Proposed mechanistic model for sex steroid-driven regulation of Pseudomonas aeruginosa virulence and persistence. (1) The polarity of the various sex steroid hormones influences their ability to diffuse across the P. aeruginosa (lipid bilayer) membrane with their degree of impact on membrane dynamics dependent on the diffusion rate.
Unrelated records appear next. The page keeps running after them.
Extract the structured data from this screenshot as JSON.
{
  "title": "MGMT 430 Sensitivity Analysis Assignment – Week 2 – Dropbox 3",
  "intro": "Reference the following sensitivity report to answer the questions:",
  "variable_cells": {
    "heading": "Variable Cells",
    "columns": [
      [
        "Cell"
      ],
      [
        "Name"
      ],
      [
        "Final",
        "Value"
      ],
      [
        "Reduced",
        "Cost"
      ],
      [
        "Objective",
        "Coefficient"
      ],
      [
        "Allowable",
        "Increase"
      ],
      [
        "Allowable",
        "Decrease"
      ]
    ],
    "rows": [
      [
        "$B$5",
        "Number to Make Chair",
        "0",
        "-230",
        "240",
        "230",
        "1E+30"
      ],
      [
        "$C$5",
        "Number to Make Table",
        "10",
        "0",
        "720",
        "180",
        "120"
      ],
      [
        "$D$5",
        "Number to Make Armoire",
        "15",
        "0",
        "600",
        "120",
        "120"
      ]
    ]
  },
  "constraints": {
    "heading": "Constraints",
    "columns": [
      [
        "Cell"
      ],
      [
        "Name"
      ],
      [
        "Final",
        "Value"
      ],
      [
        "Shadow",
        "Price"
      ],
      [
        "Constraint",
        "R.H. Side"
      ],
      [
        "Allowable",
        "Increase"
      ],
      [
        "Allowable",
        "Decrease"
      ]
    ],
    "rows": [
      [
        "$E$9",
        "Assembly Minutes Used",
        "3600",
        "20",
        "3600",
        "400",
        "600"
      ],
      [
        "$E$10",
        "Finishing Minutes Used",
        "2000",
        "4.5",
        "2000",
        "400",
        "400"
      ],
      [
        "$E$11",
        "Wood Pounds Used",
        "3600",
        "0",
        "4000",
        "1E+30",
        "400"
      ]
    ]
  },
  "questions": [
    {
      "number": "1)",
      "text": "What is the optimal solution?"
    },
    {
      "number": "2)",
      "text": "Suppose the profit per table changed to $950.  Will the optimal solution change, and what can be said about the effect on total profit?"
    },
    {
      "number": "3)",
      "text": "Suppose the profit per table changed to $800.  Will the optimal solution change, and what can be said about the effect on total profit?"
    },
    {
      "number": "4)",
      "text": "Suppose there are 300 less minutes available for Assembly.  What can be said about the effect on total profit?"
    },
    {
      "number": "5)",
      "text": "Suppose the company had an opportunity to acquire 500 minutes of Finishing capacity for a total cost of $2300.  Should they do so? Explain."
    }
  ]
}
More polar molecules such as estriol (with lower hydrophobicity) diffuse more slowly and therefore are more likely to interact with lipopolysaccharides and proteins in the bacterial cell envelope compared to less polar molecules such as testosterone or ethinylestradiol (with higher hydrophobicity), which diffuse more rapidly through the bacterial membrane. (2) Interactions between polar sex steroids, membrane proteins, and lipopolysaccharides are sensed by surface signaling systems, including the muc operon (mucA/B), leading to (3) activation of the alginate biosynthetic pathway through the muc operon, (4) upregulation of downstream genes involved in surface sensing (pili, c-di-GMP) and quorum sensing (pqs, las, rhl, vfr), and (5) biofilm formation (polysaccharides, alginates). (6) The increased secretion of quorum sensing autoinducer (AI) molecules coupled to increased membrane protein production alters membrane composition and fluidity and promotes “lipid raft” formation and membrane stress-inducing (7) OMV release that dampens host inflammatory responses and further promotes bacterial persistence and tissue damage. (8) In chronic P. aeruginosa infection with “hormone-responsive” strains, the constant pressure exerted by sex steroids, particularly on the bacterial envelope, promotes adaptive change, which aims to protect the bacterium by creating defensive barriers such as alginates that surround bacterial cells, leading to mucoid conversion with bacterial persistence and poorer clinical outcomes. EE2, ethinylestradiol; T, testosterone; E3, estriol; TSDG.HCl, 17β-N,N-dimethylglycinate testosterone hydrochloride; OMV, outer membrane vesicle; LPS, lipopolysaccharides.